法人は定款または寄附行為に定められた目的の範囲内で権利を取得し義務を負担することとされているので、法人の代表機関である理事はこの目的の範囲内で代表機関としての行為を行なうことができます。このような理事の行為のことを一般に「職務行為」と呼んでいます(法人の権利能力・行為能力を参照のこと)。
理事の職務行為が問題となるのは、法人が不法に他人に損害を与えた場合(=法人に不法行為責任が発生する場合)です。その際、民法第44条第1項では「理事などの代表機関が職務を行なうにつき他人に加えたる損害は法人が賠償する責任を負う」と規定して、法人が不法行為責任を負うことを明記しています(詳しくは法人の不法行為責任へ)。

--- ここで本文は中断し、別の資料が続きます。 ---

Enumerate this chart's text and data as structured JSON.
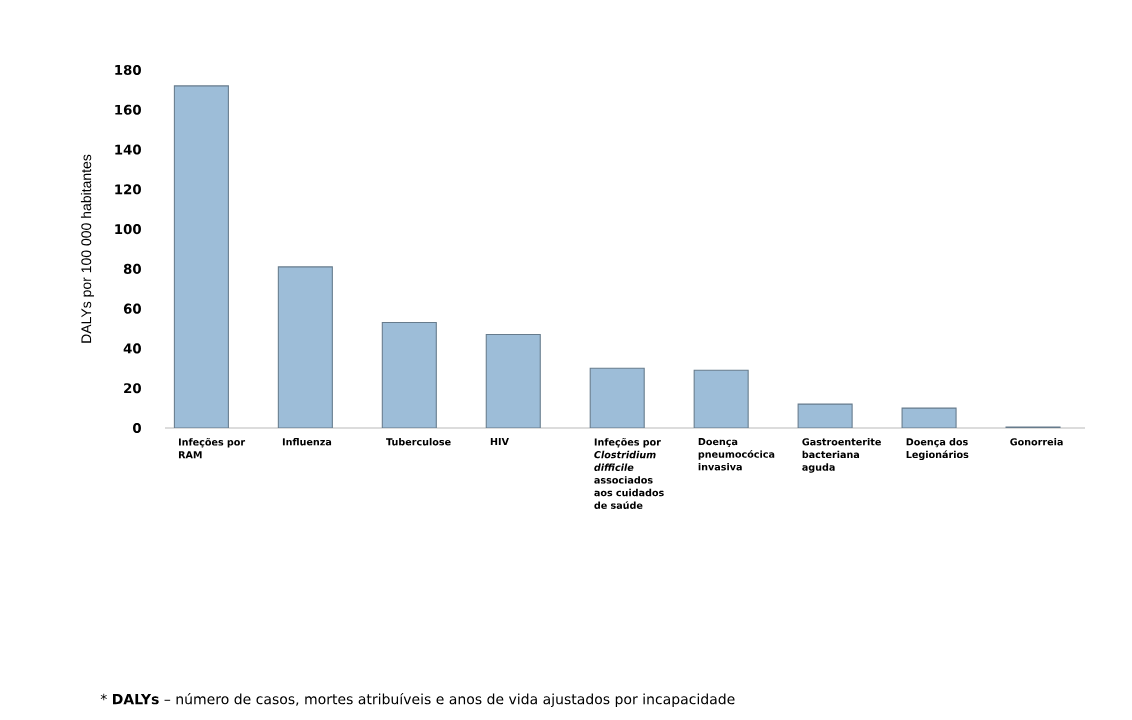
{
  "chart_data": {
    "type": "bar",
    "ylabel": "DALYs por 100 000 habitantes",
    "categories": [
      "Infeções por RAM",
      "Influenza",
      "Tuberculose",
      "HIV",
      "Infeções por *Clostridium difficile* associados aos cuidados de saúde",
      "Doença pneumocócica invasiva",
      "Gastroenterite bacteriana aguda",
      "Doença dos Legionários",
      "Gonorreia"
    ],
    "values": [
      172,
      81,
      53,
      47,
      30,
      29,
      12,
      10,
      0.5
    ],
    "color": "#9dbdd8",
    "ylim": [
      0,
      180
    ],
    "yticks": [
      0,
      20,
      40,
      60,
      80,
      100,
      120,
      140,
      160,
      180
    ],
    "annotations": [
      "* **DALYs** – número de casos, mortes atribuíveis e anos de vida ajustados por incapacidade"
    ]
  }
}
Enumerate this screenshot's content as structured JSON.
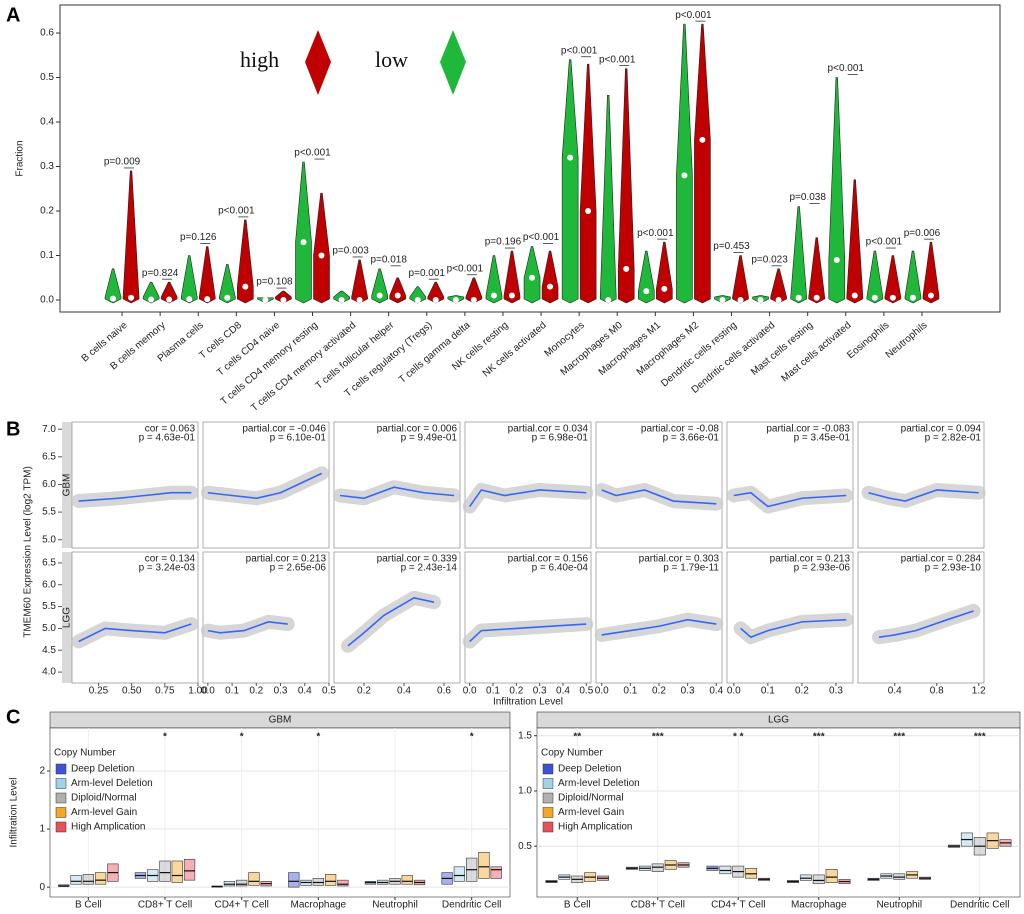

しかし、不法に他人に損害を与える行為は、もはや法人の代表機関としての行為には該当しない、と考えることができるため、仮に上記の「職務を行なうにつき」という言葉を厳格に解釈するならば、そもそも理事が不法に他人に損害を与える行為自体が「職務」の範囲から除外されるという問題が生じます。
しかし、それでは法人の不法行為責任が発生するケースは存在しないことになってしまい、法人の不法行為責任を規定した民法第44条第1項が無意味なものとなってしまいます。
そこで判例では、「職務を行なうにつき」という言葉を次のように広く解釈しています。
1.外形上「職務行為」と見える行為は、「職務を行なうにつき」に含める。
2.社会通念上「職務行為に関連する行為」は「職務を行なうにつき」に含める。
このように「職務を行なうにつき」という言葉を広く解釈することにより、法人の不法行為責任が及ぶ範囲を拡大し、法人の不法行為による被害者を救済する対策としています。
なお、職務行為という言葉は、上記の1.と2.を合わせた意味で使用されることがあります。本来職務行為とは、上述のように法人の代表機関の正当な行為のことを指しますが、法人の不法行為責任を論じる場合には、民法第44条第1項が適用されるすべての行為(上記1.と2.)を「職務行為」と呼ぶことが多いので、注意が必要です。